Really, you have no idea how radiant it is outside. When we left Paris yesterday morning, a tempest had hit. Paris had been especially gray and tasteless the last couple of days we were three. Monday night, we had dinner with The Frenchman’s mother, who offered to buy us the insanely expensive tickets to Crazyhorse that night to see Dita perform. She was performing in Paris for only four nights, starting that night. It was incredibly tempting, but we were exhausted, it was late, and we had a day of driving ahead of us beginning early the next morning.
Dita. In Paris! Her show it turns out lasts only a few minutes. But still.
I can’t say I was anxious to leave Paris, but I was certainly itching to escape that wretched, half-equipped apartment we rented. The bed was an iron skillet masquerading as a futon. Every morning I’d wake up because some part of me was screaming “I confess! I confess! I did it! Just make it stop!” Instead of calling it “the bed” I started calling it “the breadboard.” It smelled like the alfalfa we used to feed Dancy the rabbit.
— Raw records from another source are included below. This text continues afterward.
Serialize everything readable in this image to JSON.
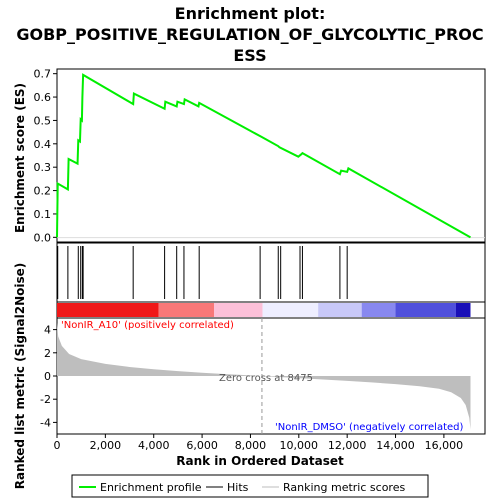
{
  "chart_data": {
    "type": "line",
    "title_lines": [
      "Enrichment plot:",
      "GOBP_POSITIVE_REGULATION_OF_GLYCOLYTIC_PROC",
      "ESS"
    ],
    "es_panel": {
      "ylabel": "Enrichment score (ES)",
      "ylim": [
        -0.02,
        0.72
      ],
      "yticks": [
        0.0,
        0.1,
        0.2,
        0.3,
        0.4,
        0.5,
        0.6,
        0.7
      ],
      "ytick_labels": [
        "0.0",
        "0.1",
        "0.2",
        "0.3",
        "0.4",
        "0.5",
        "0.6",
        "0.7"
      ],
      "series": [
        {
          "name": "Enrichment profile",
          "color": "#00ee00",
          "x": [
            0,
            30,
            450,
            480,
            850,
            880,
            950,
            980,
            1030,
            1050,
            1080,
            3150,
            3180,
            4450,
            4480,
            4950,
            4980,
            5250,
            5280,
            5850,
            5880,
            8450,
            9150,
            9200,
            9980,
            10100,
            10150,
            11700,
            11750,
            12000,
            12050,
            17100
          ],
          "y": [
            0.0,
            0.23,
            0.205,
            0.335,
            0.315,
            0.415,
            0.41,
            0.505,
            0.5,
            0.6,
            0.695,
            0.57,
            0.615,
            0.55,
            0.58,
            0.56,
            0.58,
            0.57,
            0.59,
            0.56,
            0.575,
            0.43,
            0.39,
            0.385,
            0.345,
            0.355,
            0.36,
            0.27,
            0.285,
            0.28,
            0.295,
            0.0
          ]
        }
      ],
      "hits": [
        30,
        450,
        880,
        980,
        1050,
        1080,
        3150,
        4450,
        4950,
        5250,
        5880,
        8400,
        9150,
        9250,
        10050,
        10150,
        11700,
        12000
      ]
    },
    "rank_panel": {
      "ylabel": "Ranked list metric (Signal2Noise)",
      "xlabel": "Rank in Ordered Dataset",
      "xlim": [
        0,
        17700
      ],
      "xticks": [
        0,
        2000,
        4000,
        6000,
        8000,
        10000,
        12000,
        14000,
        16000
      ],
      "xtick_labels": [
        "0",
        "2,000",
        "4,000",
        "6,000",
        "8,000",
        "10,000",
        "12,000",
        "14,000",
        "16,000"
      ],
      "ylim": [
        -5,
        5
      ],
      "yticks": [
        4,
        2,
        0,
        -2,
        -4
      ],
      "ytick_labels": [
        "4",
        "2",
        "0",
        "-2",
        "-4"
      ],
      "metric_curve": {
        "x": [
          0,
          50,
          200,
          500,
          1000,
          2000,
          3000,
          4000,
          5000,
          6000,
          7000,
          8000,
          8475,
          9000,
          10000,
          11000,
          12000,
          13000,
          14000,
          15000,
          15800,
          16300,
          16700,
          16900,
          17050,
          17100
        ],
        "y": [
          4.6,
          3.4,
          2.6,
          1.9,
          1.45,
          1.05,
          0.78,
          0.58,
          0.42,
          0.28,
          0.16,
          0.05,
          0.0,
          -0.06,
          -0.18,
          -0.3,
          -0.42,
          -0.55,
          -0.7,
          -0.88,
          -1.1,
          -1.4,
          -1.9,
          -2.5,
          -3.6,
          -4.6
        ]
      },
      "zero_cross_rank": 8475,
      "zero_cross_label": "Zero cross at 8475",
      "pos_label": "'NonIR_A10' (positively correlated)",
      "neg_label": "'NonIR_DMSO' (negatively correlated)",
      "pos_color": "#ff0000",
      "neg_color": "#0000ff",
      "fill_color": "#bebebe"
    },
    "colorbar": {
      "segments": [
        {
          "from": 0,
          "to": 4200,
          "color": "#f01818"
        },
        {
          "from": 4200,
          "to": 6500,
          "color": "#f87878"
        },
        {
          "from": 6500,
          "to": 8500,
          "color": "#fcc0d8"
        },
        {
          "from": 8500,
          "to": 10800,
          "color": "#eeeeff"
        },
        {
          "from": 10800,
          "to": 12600,
          "color": "#c8c8f8"
        },
        {
          "from": 12600,
          "to": 14000,
          "color": "#8888f0"
        },
        {
          "from": 14000,
          "to": 16500,
          "color": "#5050dc"
        },
        {
          "from": 16500,
          "to": 17100,
          "color": "#1a10b8"
        }
      ]
    },
    "legend": {
      "items": [
        {
          "label": "Enrichment profile",
          "color": "#00ee00"
        },
        {
          "label": "Hits",
          "color": "#000000"
        },
        {
          "label": "Ranking metric scores",
          "color": "#bebebe"
        }
      ]
    }
  }
}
So, my bed felt especially glorious last night.
This morning between loads of laundry, I did a bit of writing and then finished Snow Flower and the Secret Fan, which I could hardly put down for the last two days. Since I left for vacation, I’d finished Cousin Bette by Balzac and Hell House by Matheson, but not since I read Pullman’s His Dark Materials have I read something so completely absorbing. I doubt this was See’s intention, but this book has left a disgusting taste in my mouth for Chinese culture. I can’t tell you how much I hated every detail of these women’s miserable, restricted, agonizing lives except for the fact that they had their own secret writing system called nu shu, which was kept from men. As I read, I began to despise Confucius as much as Jesus and his lot. What a huge wokful of horse turds is Confucianism. And what a fucking brutal, misogynistic world these women lived in, constantly told how worthless they are and how they’re only worth was to get married and make a son. Not children, mind you, but a son.
Anyway, the book is brilliant. Don’t let my Western moral supremism turn you away from it.